“Do you know why women always sit on one side when they are alone in a hansom?”

“No, I have no idea. Some charmingly morbid reason, I suppose?”

“Oh, you can call it morbid, if you like,” I said. “It is only because there happens to be a looking-glass there.”

George and Mr. Aix have different publishers, but the same literary agent. A publisher once took them both to the top of a high hill in Surrey and tempted them—to sell him the rights of every novel they did for ten years, and be kept in luxury by him. But they both shook their heads and said, “You must go to Middleman!” Then he took them to a London restaurant and made them drunk, and still they shook their heads and sent him to Middleman, who makes all their bargains for them, but he can’t control all the reviews.

One morning Mr. Aix came in to see George, with a blue press-cutting in his hand; I was in the study then, as it happened, and I did not go. George never minds our hearing everything, he says it is too much of an effort to be a hero to one’s typewriter, or one’s daughter.

“I am in a rage!” Mr. Aix said, and so I suppose he was, though he looked more like a white gooseberry than ever. “Just let me get hold of this fellow they have got on The Bittern, and see if I don’t wring his neck for him!”

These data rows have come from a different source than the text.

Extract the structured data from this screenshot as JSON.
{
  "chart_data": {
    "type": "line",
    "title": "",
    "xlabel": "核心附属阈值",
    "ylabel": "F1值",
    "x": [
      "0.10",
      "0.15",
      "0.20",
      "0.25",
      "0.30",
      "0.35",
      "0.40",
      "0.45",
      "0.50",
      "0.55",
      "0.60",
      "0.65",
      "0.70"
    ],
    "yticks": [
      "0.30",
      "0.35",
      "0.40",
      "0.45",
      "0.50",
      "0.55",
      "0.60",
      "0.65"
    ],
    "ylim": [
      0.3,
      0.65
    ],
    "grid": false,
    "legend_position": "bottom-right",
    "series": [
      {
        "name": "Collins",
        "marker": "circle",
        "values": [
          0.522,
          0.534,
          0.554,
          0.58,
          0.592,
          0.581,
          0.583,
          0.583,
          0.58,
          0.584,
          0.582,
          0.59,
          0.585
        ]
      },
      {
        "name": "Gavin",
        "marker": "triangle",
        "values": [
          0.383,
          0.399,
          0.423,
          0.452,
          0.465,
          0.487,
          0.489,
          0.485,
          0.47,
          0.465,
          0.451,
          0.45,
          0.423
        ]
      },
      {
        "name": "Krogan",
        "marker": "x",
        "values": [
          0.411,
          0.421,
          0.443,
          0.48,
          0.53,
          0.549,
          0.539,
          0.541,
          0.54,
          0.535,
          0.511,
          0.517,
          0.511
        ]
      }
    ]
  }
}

George didn’t say anything, and so I asked—somebody had to—“What has The Bittern man done, please?”

“Done! He has dammed me with faint praise, that’s all! I’d have the fellow know that I’m read in every pothouse, every kitchen in England! Here, George, take it, and read it, the infamous thing!”

George read it—at least he ran his eyes over it. He didn’t seem to want to see it particularly, and gave it back as if it bit him, saying—

“Well, my dear fellow, you must take the rough with the smooth—one can always learn something from criticism, or so I find!”